In Ethiopia he was to meet Meles Zenawi, the prime minister, on Sunday and then on Monday the head of the African Union commission, Alpha Oumar Konare, whose organisation is based in the Ethiopian capital.

The only other sitting Japanese leader to go to Africa was Koizumi's predecessor Yoshiro Mori, who travelled to Kenya, Nigeria and South Africa in 2001.

Competition

Japan, the world's second largest economy and a major aid donor, in 1993 launched an initiative to drum up international support for Africa.

At a summit of African leaders in Tokyo in 2003, Japan offered $1 billion to the continent over the following five years, while Koizumi vowed to triple aid to Africa in three years at last year's Group of Eight summit.

Even so, last year Japan's joint proposal with Brazil, Germany and India to enlarge the Security Council ended in vain after they failed to win full backing from the 53-member African Union.

Wealth and influence

Other Asian countries are also attempting to forge stronger ties with Africa, which still suffers from poverty and civil conflicts but has rich natural resources and often holds casting votes at international conferences.

Hu Jintao, the Chinese president, visited Morocco, Nigeria and Kenya in late April after Roh Moo-Hyun, the South Korean president, went to Egypt, Nigeria and Algeria in March.

Hu Jintao is welcomed in Rabat
China, the world's number-two energy consumer after the US, has been racing to secure dependable sources of energy to feed its rapidly expanding economy.

Beijing has drawn criticism for investing in Sudan despite pro-government militias' crackdown in Darfur province.
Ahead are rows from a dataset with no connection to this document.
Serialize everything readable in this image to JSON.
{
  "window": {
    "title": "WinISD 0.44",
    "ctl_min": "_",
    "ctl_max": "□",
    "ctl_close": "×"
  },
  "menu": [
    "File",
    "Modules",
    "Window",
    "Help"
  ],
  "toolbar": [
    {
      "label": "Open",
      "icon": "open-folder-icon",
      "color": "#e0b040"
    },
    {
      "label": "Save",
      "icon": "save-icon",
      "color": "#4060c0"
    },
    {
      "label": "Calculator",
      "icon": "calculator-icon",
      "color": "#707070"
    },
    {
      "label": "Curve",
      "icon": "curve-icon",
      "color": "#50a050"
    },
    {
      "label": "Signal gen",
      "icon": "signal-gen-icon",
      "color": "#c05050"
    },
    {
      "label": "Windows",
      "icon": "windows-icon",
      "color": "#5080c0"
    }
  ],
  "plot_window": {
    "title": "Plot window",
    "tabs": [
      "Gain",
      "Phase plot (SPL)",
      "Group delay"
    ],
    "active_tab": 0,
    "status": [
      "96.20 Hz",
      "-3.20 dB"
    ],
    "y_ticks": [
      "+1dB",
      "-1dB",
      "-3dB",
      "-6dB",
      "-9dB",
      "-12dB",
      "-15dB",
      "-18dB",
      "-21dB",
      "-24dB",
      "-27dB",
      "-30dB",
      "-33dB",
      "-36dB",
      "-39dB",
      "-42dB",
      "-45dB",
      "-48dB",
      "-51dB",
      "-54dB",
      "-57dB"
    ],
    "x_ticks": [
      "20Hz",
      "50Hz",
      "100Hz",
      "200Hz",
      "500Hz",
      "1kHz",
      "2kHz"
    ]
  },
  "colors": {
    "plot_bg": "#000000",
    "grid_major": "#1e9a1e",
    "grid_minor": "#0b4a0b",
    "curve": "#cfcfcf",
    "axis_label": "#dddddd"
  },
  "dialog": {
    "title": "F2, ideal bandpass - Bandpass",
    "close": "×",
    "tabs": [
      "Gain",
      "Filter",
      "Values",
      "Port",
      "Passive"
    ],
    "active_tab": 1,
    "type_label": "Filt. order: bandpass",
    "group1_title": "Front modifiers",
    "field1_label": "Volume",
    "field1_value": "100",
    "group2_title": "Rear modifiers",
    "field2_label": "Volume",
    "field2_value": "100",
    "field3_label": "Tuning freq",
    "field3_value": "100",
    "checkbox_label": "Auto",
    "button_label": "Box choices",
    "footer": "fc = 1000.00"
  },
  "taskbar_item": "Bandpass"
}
In February, Angola, which has also enjoyed major Chinese attention, reportedly topped Saudi Arabia as China's leading oil supplier.

In a bid to take the lead over its Asian rivals, Japan has said it is shifting the destination of its foreign assistance from "just poor countries" to more strategic partners.

Japan, whose aid had focused on Asia, plans to terminate financial assistance to China by the time of the 2008 Beijing Olympics to symbolise the country's emergence.

In contrast, Japan's aid to Africa is increasing. Japan's grant-in-aid to Africa for the year to March 2005 rose 13.5% from the previous year to 45 billion yen ($390 million).

Loans, however, have remained extremely thin as Japan is hesitant to lend money to developing countries in the wake of a series of debt waivers demanded by them, notably African nations.